Formation Sequences:
A finite length sequence $s : \{1,...,k\} \rightarrow P \cup C \cup A$ is called a formation sequence, if $s$ satisfies the following properties:
For all $i \in \{1,...,k\}$, $s(i) \in P$, or $$s(i) = ( s(j)\ c\ s(k) )$$, where $j,k < i$ and $c \in C$, or $s(i) = \bot$, or $s(i) = ( \neg s(j) )$ for some $j < i$.
It is easy to show that the set of all sequences that are formation sequences is $W(P)$ by an inductive argument.
Natural Deduction:
We start with the connectives $\{\rightarrow,\wedge,\bot\}$, which we will write rules for.
Start with a premise set: $\Sigma$ (may be empty) which contains sentences constructible from connectives in
$\{\rightarrow,\wedge \}$ and may include $\bot$.
Let $N$ be the set of all sentences that follow from $\Sigma$ via the rules of natural deduction ( we will define it later ).
Define the set $W(P)\{\rightarrow,\wedge,\bot\}$ to be the set of all propositonal sentences at most involving atomic propositions, connectives in $\{\rightarrow,\wedge\}$ and $\bot$.
Consider the set $2^{W(P)\{\rightarrow,\wedge,\bot\}} \times W(P)\{\rightarrow,\wedge,\bot\}$. Notice it is an example of a set $X \subset 2^{W(P)\{\rightarrow,\wedge,\bot\}} \times W(P)\{\rightarrow,\wedge,\bot\}$ satisfying all of the following rules:
$(0) : \phi \in \Sigma \implies (\Sigma,\phi) \in X$
$\rightarrow I : (\Sigma \cup \{\phi\},\psi) \in X \implies (\Sigma, \phi \rightarrow \psi) \in X$
$\rightarrow E : (\Sigma,\phi \rightarrow \psi),(\Sigma,\phi) \in X \implies (\Sigma,\psi) \in X$
$\wedge I : ((\Sigma,\phi),(\Sigma,\psi)) \in X^2 \implies (\Sigma,(\phi \wedge \psi)) \in X$
$\wedge E : (\Sigma,(\phi \wedge \psi)) \in X \implies (\Sigma,\phi), (\Sigma,\psi) \in X$
$\bot 1 : (\Sigma,((\phi \rightarrow \bot)) \rightarrow \bot)) \in X \implies (\Sigma,\phi) \in X$
$\bot 2: (\Sigma,\bot) \in X \implies (\Sigma,\phi) \in X$ for all $\phi$ a propositional sentence only involving the connective $\{\wedge,\rightarrow\}$ and possibly $\bot$
Define $N$ to be the smallest subset satisfying all the above properties, noting that the intersection of all such subsets is nonempty, since it contains $\Sigma$ at the very least, and that the intersection must satisfy all the above properties.

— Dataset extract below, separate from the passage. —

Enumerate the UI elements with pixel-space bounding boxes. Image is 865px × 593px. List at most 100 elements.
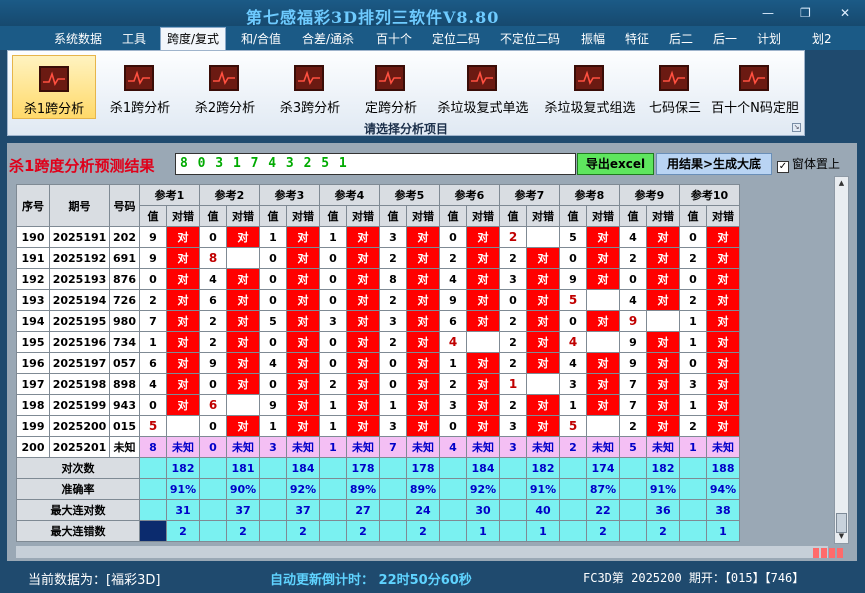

Now in a somewhat analogous way to when I defined 'formation sequences' for propositional sentences, I wonder if from here on I may define a 'deduction sequence', and show that $N$ is really the set of all sentences that are the resultants of these deduction sequences?
One of my issues with this is that the deduction sequence should in some sense represent the entire proof, but this is quite messy as each item should either be in $\Sigma$ , or should be a consequent of a deduction rule involving previous consequents also in the sequence. However if the deduction rule was for instance $\rightarrow I$, then I do not know how to deal with any additional (cancelled) assumptions made.